I began my career in Rails, which had a very intuitive method for this, it would be nice to see Django support it as well.

Author.joins("INNER JOIN books ON books.author_id = authors.id AND books.out_of_print = FALSE")

I’m not clear on what you’re trying to accomplish here that can’t be handled through the ORM. Do you have a specific example you can post? (You make a reference to a phone_number, but your simplified example doesn’t include one.)

I grant that there are some very complex queries that can’t be easily handled through the ORM, or situations where the ORM isn’t a good fit, and for that there will always be the ability to write raw SQL. It is generally acknowledged that the ORM doesn’t resolve every issue or is a complete 100% replacement for SQL. But, I think the ORM may go a lot farther than you might think in what it can do.

Ken

Hi Ken,

Thanks for responding, I edited my original post – the key part being:

    # NOTE: casts `u.legacy` to `text` prior to joining
    joins=['LEFT JOIN "users" "u" ON "u"."legacy_id"::text = "customers"."legacy_id"'],

(removed comment about phone_number)

Yep, you’re right.

Depending upon a lot of things that you probably don’t want to bother with describing here, I see your point with this - and this does fit into the category of things that the Django ORM doesn’t handle well. (That general category being databases created outside of Django and/or databases not well designed by a Django perspective.)

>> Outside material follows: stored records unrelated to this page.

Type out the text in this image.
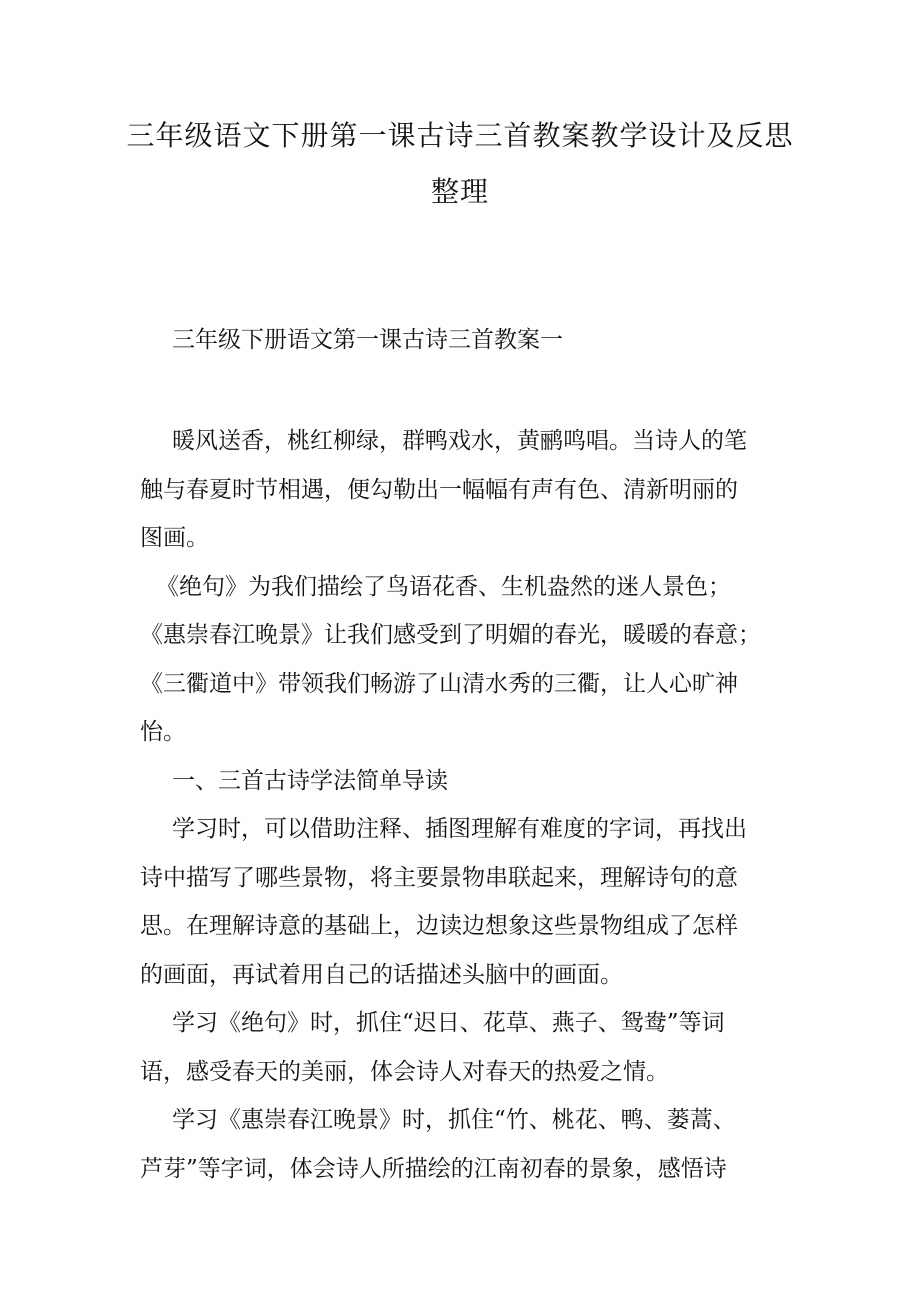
三年级语文下册第一课古诗三首教案教学设计及反思
整理
三年级下册语文第一课古诗三首教案一
暖风送香，桃红柳绿，群鸭戏水，黄鹂鸣唱。当诗人的笔
触与春夏时节相遇，便勾勒出一幅幅有声有色、清新明丽的
图画。
《绝句》为我们描绘了鸟语花香、生机盎然的迷人景色；
《惠崇春江晚景》让我们感受到了明媚的春光，暖暖的春意；
《三衢道中》带领我们畅游了山清水秀的三衢，让人心旷神
怡。
一、三首古诗学法简单导读
学习时，可以借助注释、插图理解有难度的字词，再找出
诗中描写了哪些景物，将主要景物串联起来，理解诗句的意
思。在理解诗意的基础上，边读边想象这些景物组成了怎样
的画面，再试着用自己的话描述头脑中的画面。
学习《绝句》时，抓住“迟日、花草、燕子、鸳鸯”等词
语，感受春天的美丽，体会诗人对春天的热爱之情。
学习《惠崇春江晚景》时，抓住“竹、桃花、鸭、蒌蒿、
芦芽”等字词，体会诗人所描绘的江南初春的景象，感悟诗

If this is something to be used frequently or exists in sufficiently large quantities where performance is going to be an issue, I’d still consider either adding the appropriate column to the many side of the relationship or adding a join-table based upon the legacy_id field.
(Even though both those legacy_id fields are indexed, because of the need to cast the user legacy_id field to text, postgresql needs to perform that operation on every row before doing the lookup on the customer table, creating some degree of overhead. The amount and degree of overhead is going to be roughly proportional to the size of the tables. At less than 1000 rows, it’s probably negligible.)

Assuming Join.as_sql was adjusted to properly deal with mismatching column type you should be able to achieve what you’re after by using ForeignKey(to_field, from_field).

class User(models.Model):
    legacy_id = models.IntegerField(unique=True)

class Customer(models.Model):
    legacy_id = models.TextField(db_index=True)
    user = models.ForeignKey(
        User, from_field='legacy_id', to_field='legacy_id',
    )

Another solution could be to add support for transforms to ForeignObject.from_fields/.to_fields so you could do something like

user = models.ForeignKey(
    User, from_field='legacy_id', to_field='legacy_id__text',
)

Note that unless you have a functional index on users.legacy_id::text or customers.legacy_id::int I doubt that indices will be able to be used on JOINing.

In the mean time a solution could be to teach PostgreSQL about how to do an implicit cast from int -> text via CREATE CAST (integer AS text) WITH INOUT AS IMPLICIT.